Is that why this album by my favorite band failed to connect with me when I was 18? Was it too disconnected from my own lived experience to that point? Reading what I wrote back then, I think what I was trying to say was that All Shook Down’s biggest transgression was its self-indulgence. But what solo album isn’t self-indulgent, at least a little? And, had I spent a little more time considering the extent to which this album was actually a solo album, I may have evaluated it differently.
But I suspect not. In 1990, I didn’t want a Paul Westerberg solo album. What I did want was a new Replacements album. And regardless of the backstory of how ASD came to be—which I was fully aware of at the time—my disappointment in the disparity between what was written on the sleeve and what I found inside was inevitable. And that’s probably why I didn’t like it, because I wasn’t ready to go where Westerberg was taking me.

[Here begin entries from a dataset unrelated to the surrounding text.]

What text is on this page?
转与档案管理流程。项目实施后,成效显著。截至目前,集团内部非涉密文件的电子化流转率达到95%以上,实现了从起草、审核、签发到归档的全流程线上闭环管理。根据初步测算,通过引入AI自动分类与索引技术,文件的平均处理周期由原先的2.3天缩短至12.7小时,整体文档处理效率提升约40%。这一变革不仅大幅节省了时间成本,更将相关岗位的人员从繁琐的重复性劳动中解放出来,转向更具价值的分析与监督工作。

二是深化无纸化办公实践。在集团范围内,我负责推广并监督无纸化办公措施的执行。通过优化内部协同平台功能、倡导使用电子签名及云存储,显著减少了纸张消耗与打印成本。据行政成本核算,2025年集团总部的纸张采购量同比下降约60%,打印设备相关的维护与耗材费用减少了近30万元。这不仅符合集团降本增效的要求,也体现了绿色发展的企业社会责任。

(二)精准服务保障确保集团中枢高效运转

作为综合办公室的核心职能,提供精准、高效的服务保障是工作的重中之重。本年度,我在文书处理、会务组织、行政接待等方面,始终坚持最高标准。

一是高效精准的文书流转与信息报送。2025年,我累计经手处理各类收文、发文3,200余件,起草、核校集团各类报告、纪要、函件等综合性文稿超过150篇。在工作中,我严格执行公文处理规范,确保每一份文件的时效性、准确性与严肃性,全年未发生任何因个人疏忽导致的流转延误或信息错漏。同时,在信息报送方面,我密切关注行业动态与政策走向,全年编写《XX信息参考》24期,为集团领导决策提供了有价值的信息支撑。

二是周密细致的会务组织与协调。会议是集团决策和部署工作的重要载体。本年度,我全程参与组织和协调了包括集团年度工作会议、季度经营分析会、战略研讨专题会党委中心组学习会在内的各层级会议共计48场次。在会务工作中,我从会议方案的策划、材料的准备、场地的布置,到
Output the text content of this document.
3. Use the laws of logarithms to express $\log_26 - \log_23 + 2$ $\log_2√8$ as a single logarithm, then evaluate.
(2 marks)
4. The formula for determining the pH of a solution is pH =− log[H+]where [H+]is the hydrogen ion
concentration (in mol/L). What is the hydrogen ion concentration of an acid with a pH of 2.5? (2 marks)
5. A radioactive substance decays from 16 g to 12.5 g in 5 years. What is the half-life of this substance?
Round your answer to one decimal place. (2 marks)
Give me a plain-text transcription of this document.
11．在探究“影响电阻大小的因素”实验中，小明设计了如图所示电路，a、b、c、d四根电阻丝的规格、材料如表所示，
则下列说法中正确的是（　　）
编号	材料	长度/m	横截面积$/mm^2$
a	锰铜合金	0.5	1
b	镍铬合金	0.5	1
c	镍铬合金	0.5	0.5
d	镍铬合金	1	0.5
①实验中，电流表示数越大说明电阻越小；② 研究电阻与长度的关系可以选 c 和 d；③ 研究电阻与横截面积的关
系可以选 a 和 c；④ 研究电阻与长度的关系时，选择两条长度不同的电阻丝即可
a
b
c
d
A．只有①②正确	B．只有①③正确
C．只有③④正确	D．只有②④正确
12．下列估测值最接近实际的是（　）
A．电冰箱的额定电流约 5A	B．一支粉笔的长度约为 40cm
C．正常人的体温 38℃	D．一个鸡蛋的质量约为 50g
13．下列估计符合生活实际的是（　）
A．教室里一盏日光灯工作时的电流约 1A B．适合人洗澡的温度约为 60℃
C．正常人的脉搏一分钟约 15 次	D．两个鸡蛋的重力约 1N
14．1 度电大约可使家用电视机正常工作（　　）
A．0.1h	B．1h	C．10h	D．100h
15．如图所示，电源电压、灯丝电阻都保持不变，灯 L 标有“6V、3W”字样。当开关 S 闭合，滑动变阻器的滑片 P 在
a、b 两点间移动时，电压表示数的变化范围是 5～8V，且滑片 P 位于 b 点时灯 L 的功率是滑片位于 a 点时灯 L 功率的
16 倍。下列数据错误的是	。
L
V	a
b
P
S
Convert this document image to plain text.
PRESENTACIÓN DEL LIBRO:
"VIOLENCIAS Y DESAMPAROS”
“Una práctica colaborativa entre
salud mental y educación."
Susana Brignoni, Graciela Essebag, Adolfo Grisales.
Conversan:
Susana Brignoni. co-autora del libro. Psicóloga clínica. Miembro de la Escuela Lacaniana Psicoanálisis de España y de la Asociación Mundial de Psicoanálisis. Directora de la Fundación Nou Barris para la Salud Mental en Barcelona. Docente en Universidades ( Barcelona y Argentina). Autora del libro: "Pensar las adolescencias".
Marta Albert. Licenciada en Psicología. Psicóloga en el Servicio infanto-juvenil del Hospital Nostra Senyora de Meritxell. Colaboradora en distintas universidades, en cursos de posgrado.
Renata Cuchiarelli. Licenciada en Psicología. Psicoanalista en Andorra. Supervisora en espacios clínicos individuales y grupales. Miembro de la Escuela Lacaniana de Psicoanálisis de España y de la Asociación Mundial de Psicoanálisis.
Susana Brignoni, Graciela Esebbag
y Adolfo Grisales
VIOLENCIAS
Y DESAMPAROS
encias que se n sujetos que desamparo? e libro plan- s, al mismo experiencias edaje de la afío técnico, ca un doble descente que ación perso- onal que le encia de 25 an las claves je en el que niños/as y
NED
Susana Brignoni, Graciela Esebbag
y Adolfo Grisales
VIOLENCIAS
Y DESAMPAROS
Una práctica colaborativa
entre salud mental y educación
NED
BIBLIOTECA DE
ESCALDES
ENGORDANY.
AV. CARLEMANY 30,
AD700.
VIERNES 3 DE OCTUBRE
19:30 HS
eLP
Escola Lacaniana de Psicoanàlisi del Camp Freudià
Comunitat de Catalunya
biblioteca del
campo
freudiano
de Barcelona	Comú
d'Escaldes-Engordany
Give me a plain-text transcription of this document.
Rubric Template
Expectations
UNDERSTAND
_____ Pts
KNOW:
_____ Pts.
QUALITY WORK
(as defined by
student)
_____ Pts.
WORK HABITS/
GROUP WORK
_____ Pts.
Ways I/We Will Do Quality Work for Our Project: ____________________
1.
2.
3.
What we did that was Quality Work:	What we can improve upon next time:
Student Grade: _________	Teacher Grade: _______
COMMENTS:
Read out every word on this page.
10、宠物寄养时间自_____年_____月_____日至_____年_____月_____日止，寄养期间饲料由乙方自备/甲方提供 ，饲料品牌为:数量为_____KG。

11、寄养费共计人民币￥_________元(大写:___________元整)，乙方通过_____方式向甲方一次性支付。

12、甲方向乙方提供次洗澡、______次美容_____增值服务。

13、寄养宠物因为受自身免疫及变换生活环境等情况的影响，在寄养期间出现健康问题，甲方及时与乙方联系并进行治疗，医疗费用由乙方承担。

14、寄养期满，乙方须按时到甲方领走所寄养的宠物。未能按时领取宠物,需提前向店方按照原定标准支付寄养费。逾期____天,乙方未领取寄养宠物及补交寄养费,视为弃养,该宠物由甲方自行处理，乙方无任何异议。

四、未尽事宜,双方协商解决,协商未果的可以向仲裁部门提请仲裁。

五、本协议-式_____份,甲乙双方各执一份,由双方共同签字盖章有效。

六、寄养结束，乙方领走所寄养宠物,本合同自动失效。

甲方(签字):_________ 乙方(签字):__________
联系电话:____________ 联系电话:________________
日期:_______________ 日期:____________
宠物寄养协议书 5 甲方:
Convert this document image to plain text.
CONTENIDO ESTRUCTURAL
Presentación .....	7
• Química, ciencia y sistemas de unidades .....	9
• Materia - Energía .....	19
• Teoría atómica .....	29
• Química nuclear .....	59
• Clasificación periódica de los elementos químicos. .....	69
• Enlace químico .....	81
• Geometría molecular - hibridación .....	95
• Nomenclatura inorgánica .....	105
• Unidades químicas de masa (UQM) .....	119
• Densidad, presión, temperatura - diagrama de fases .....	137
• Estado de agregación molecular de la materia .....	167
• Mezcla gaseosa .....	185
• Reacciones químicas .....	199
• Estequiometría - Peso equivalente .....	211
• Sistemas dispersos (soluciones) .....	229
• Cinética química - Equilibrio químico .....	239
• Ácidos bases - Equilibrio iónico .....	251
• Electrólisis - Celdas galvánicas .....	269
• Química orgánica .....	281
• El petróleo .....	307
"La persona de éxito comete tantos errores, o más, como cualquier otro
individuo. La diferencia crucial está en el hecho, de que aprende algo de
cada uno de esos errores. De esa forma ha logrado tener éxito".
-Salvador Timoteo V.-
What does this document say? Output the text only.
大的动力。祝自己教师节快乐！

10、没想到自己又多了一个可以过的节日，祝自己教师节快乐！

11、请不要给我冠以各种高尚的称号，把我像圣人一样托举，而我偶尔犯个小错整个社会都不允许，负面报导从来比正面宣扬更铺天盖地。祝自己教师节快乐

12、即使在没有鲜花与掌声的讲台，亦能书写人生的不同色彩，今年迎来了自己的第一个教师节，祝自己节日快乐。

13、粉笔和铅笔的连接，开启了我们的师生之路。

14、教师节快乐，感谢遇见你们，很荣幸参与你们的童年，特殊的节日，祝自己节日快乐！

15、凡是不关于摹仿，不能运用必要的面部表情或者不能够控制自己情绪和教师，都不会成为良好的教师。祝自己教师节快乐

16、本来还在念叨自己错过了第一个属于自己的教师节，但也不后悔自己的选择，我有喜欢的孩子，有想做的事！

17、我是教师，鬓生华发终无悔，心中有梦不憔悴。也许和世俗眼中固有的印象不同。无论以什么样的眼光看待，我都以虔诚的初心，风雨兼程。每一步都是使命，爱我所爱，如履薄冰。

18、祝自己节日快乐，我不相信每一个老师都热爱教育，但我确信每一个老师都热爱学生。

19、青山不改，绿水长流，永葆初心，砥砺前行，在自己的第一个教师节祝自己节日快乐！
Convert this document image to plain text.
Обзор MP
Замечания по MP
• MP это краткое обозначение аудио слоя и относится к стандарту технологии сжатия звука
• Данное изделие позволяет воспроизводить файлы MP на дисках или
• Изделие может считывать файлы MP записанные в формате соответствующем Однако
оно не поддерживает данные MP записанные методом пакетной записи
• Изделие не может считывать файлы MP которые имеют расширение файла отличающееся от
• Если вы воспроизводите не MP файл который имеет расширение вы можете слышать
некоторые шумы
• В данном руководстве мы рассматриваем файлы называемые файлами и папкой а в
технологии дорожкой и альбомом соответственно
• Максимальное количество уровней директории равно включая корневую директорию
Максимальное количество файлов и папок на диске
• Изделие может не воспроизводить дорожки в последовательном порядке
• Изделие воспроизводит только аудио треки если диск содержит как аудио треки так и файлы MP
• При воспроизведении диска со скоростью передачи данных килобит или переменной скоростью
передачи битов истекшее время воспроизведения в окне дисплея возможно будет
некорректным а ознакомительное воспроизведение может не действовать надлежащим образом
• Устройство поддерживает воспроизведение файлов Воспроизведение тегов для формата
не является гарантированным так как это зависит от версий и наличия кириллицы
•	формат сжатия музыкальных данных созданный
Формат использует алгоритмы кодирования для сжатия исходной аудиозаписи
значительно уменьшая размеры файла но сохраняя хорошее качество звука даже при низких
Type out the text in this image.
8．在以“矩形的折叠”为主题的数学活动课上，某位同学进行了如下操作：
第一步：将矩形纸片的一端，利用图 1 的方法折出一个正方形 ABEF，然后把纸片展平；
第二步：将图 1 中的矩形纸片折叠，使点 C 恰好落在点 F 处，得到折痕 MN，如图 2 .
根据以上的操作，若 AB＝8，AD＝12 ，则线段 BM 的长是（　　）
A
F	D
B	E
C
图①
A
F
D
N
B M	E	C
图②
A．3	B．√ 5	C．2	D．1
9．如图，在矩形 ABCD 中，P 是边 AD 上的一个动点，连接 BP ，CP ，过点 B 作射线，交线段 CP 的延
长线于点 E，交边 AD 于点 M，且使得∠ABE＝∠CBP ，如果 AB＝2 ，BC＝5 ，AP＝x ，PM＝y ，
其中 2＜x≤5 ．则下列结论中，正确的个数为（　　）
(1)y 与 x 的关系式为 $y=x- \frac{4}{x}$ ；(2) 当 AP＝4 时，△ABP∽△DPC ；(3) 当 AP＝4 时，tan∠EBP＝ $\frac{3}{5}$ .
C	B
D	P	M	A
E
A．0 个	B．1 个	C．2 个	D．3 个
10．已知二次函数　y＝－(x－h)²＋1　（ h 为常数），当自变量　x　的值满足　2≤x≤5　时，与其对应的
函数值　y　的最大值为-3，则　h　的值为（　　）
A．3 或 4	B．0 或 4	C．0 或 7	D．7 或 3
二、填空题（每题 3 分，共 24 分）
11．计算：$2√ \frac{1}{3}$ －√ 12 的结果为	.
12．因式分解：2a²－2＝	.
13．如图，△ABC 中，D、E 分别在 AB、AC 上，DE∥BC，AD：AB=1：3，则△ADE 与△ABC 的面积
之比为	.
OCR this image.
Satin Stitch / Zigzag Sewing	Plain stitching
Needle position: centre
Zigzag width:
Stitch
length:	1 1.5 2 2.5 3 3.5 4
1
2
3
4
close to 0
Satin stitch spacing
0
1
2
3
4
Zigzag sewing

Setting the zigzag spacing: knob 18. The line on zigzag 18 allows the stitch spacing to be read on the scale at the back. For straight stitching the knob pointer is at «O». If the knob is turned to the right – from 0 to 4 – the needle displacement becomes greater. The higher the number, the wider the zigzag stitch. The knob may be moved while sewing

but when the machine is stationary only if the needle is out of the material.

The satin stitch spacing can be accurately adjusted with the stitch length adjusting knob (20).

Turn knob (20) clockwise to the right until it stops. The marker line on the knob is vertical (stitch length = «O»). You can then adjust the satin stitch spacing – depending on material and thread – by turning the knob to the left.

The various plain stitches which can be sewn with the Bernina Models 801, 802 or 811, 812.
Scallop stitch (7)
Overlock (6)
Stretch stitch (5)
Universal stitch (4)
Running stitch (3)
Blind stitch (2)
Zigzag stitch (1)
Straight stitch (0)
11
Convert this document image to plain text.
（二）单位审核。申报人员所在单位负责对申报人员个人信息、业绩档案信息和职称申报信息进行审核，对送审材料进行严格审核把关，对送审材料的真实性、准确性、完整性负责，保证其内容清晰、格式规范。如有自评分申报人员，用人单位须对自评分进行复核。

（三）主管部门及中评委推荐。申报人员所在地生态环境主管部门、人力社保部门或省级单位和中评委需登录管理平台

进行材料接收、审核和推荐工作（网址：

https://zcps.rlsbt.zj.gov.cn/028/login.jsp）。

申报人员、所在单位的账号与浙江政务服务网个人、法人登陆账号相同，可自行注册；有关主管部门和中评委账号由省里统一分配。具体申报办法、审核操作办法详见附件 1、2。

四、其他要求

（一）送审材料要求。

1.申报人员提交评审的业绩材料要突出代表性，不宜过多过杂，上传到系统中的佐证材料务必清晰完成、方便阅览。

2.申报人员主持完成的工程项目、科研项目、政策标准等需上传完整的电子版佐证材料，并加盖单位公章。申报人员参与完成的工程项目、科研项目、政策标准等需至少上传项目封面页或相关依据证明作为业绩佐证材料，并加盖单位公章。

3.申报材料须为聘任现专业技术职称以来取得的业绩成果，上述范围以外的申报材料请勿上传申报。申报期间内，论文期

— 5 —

Or maybe the problem was simpler than that. Maybe the album just wasn’t very good. I doubt that’s the case, though: ASD displays, by turns, tenderness, angst, self-pity (but not in a “poor little rock star” sort of way), and self-awareness—sometimes it’s awkwardly expressed, but at other times it’s delivered in delicious, brilliantly-turned phrases. I think, speaking as objectively as I can about a subjective idea, that this is a good record, even though I didn’t in 1990.
But good is one thing. Good doesn’t settle the argument I started in my original review: Does All Shook Down have a soul? That’s a nebulous concept, maybe more so in a musical context than any other (unless you’re talking about soul music as a genre, in which case it gets a little easier). To me, soul implies a certain depth of feeling and meaning, at a very personal level, that flows from the musician to the music. It’s what makes the music important, what gives it longevity and relevance, what makes it more than just another disposable entertainment commodity. Soul is why a piece of music matters.
So yes, I would like to revise my original remarks vis a vis whether or not All Shook Down has any soul. It does have some. But it’s not distributed evenly. Westerberg seems to be holding back, dolloping out small scoops of truth here and there but mostly hiding from us—and that’s what gives the whole record a certain uneven, by-the-numbers, contractually-obligated feeling. Still, Errol was right, and I was wrong: All Shook Down is not without soul.
Errol was wrong about something else, though. You can’t evaluate a record in a vacuum—or rather, you can, but it gives an incomplete picture. It’s all contextual, be it in terms of the band’s earlier output or the zeitgeist of the moment. Now we can look back across Paul Westerberg’s solo career and see how ASD leads to everything he’s done since. And in that light, it fares better. As a Paul Westerberg solo album, it lands somewhere above Eventually and Folker but below 14 Songs and Mono.
Ultimately, the only thing I regret about my original review is the tone. All Shook Down is an inconsistent album, with some brilliant moments and too many listless ones. Even after placing it into the proper context of the Paul Westerberg solo timeline, I still have a hard time overlooking the fact that there isn’t even one classic song on this entire album.
It’s not always easy for a writer to take a critical eye to his own work. But All Shook Down—and Paul Westerberg, not that he noticed my original write-up, or would give a shit even if he had—deserved more than my flip attempt to score a few Insufferable Music Snob points at its expense. And while my feelings about ASD haven’t really changed that much in 26 years, I had to actually write this essay to figure out how I really feel about All Shook Down after all these years, which is this: Westerberg actually gave ‘Mats fans a pretty good record back in 1990, but I’ve never liked it quite as much as it probably deserves.